O comportamento excêntrico e doentio de Dostoiévski começou a afastá-lo de seus novos amigos. A esposa do escritor Panaiev, a senhora Avdótia Panaieva, dá um importante relato da figura do jovem Dostoiévski numa das reuniões no salão de sua magnífica residência:

“Dostoiévski visitou-nos pela primeira vez à noite, com Nekrassov e Grigorovitch, ambos começando suas carreiras literárias. Percebia-se logo que Dostoiévski era uma pessoa extremamente nervosa e impressionável. Era magro, baixo, cabelos claros, uma pele macilenta; seus olhos pequenos e cinzentos corriam inquietos de um objeto a outro, e seus lábios pálidos contorciam-se nervosamente. Ele já conhecia a maioria dos convidados, mas estava visivelmente embaraçado e esquivou-se das conversas. Todos procuraram integrá-lo na conversação, para ajudá-lo a vencer a timidez e fazê-lo sentir-se um membro do círculo.”

E continua o relato:

“Por causa de sua juventude e timidez ele não sabia se comportar, e dava claras demonstrações de presunção como escritor e da alta conta em que tinha seu talento literário. Transtornado pelo inesperado brilho dos primeiros passos na carreira, coberto pelos elogios de críticos literários de renome, e impressionável como era, não conseguia esconder seu orgulho diante dos outros jovens escritores que então se iniciavam modestamente na mesma carreira. Com a entrada de novos escritores no círculo, poderiam surgir problemas se eles se sentissem ofendidos, e Dostoiévski, como se fosse de propósito, ofendia-os com sua irritabilidade e seu tom arrogante, deixando claro que se achava imensamente superior aos demais.”
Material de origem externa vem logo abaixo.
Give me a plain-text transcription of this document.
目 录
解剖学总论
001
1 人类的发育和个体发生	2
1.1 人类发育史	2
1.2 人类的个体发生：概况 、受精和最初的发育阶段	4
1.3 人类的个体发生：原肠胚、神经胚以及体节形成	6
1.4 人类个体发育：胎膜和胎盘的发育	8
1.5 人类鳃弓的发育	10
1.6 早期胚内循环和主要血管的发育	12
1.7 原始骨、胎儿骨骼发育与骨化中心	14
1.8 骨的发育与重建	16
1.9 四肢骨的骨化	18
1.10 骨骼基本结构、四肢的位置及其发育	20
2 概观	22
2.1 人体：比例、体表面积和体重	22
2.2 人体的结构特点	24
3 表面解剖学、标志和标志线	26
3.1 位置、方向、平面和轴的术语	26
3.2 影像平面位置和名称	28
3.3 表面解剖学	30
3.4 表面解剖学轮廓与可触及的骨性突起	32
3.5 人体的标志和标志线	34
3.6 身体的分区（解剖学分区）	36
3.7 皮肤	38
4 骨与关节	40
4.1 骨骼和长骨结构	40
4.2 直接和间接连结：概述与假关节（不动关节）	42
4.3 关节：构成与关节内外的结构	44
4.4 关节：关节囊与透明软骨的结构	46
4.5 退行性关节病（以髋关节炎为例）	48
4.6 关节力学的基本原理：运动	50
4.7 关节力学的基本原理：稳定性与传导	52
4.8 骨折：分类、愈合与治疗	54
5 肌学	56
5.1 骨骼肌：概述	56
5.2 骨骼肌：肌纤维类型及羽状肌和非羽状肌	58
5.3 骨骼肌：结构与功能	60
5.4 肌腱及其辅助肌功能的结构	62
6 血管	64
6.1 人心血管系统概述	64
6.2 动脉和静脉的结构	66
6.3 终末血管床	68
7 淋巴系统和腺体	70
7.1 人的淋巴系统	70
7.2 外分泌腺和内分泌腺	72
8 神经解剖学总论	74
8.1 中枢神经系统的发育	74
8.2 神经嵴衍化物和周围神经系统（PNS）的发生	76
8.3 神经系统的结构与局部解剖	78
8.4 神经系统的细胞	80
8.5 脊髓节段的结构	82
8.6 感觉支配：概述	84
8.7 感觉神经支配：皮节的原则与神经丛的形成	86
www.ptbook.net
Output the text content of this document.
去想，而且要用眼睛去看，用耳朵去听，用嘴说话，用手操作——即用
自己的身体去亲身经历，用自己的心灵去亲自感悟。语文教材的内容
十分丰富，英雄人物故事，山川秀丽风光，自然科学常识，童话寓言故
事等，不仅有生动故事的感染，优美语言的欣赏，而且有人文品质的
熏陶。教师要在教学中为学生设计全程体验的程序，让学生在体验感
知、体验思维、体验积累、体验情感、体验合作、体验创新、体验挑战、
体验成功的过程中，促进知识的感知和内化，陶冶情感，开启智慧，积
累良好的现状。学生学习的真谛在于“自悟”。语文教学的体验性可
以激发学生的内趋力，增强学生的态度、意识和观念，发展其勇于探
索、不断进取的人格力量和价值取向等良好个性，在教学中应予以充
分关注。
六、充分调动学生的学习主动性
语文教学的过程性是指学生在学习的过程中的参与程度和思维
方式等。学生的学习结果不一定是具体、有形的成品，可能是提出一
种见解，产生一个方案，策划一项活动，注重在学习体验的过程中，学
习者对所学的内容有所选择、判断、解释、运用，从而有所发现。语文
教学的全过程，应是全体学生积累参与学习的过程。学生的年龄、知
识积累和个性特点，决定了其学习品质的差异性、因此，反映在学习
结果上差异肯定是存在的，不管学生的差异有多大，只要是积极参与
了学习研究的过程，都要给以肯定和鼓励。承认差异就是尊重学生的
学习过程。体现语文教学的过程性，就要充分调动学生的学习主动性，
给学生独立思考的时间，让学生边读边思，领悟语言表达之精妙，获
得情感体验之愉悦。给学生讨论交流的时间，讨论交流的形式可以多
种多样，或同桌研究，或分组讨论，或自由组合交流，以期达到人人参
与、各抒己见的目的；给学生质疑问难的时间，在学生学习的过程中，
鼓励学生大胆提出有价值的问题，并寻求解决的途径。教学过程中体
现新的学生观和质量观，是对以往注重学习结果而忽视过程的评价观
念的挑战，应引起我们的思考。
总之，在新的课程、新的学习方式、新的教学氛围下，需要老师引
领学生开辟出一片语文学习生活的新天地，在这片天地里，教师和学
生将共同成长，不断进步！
Como expressado pela senhora Panaieva, o círculo se sentia incomodado com a presença arrogante de Dostoiévski, mas não sabia como expurgar aquele homem, cuja alma pesava como chumbo no ambiente frequentado pela elite intelectual russa dos anos 1840. Coube ao ex-amigo Turgueniev a tarefa de chegar aos olhos e ouvidos e Dostoiévski que ele não mais era bem quisto. E assim como acontece em muitas cenas de sua longa carreira literária, a sua humilhação foi pública e dolorosa.

“As coisas chegaram ao auge no outono de 1846 quando, certo dia, Turgueniev excedeu-se nas zombarias. Mme. Panaiev descreve a cena da seguinte maneira: 'Certa noite, Turgueniev descreveu, na frente de Dostoiévski, um encontro que tinha tido na província com uma pessoa que se imaginava um gênio, e pintou com maestria o lado ridículo dessa pessoa. Dostoiévski ficou branco como uma folha de papel e, tremendo da cabeça aos pés, retirou-se apressadamente sem esperar pelo resto da história. Eu então comentei diante de todos: mas por que deixar Dostoiévski furioso dessa maneira? Mas Turgueniev estava muito inspirado, monopolizava a atenção de todos, de modo que ninguém percebeu a súbita retirada de Dostoiévski. […] Dessa noite em diante ele nunca mais nos visitou e até procurou evitar encontrar-se na rua com qualquer membro do nosso grupo. […] Só esteve com Grigorovitch que nos disse que Dostoiévski nos tinha insultado veementemente […], e dizia que tinha-se sentido muito decepcionado conosco e que nós éramos invejosos, cruéis e desprezíveis'. Em novembro de 1846, numa carta dirigida a Mikhail, Dostoiévski afirmou: 'Eles [a Plêiade] são todos uns patifes mortos de inveja.'” (FRANK, 2008; 216-217)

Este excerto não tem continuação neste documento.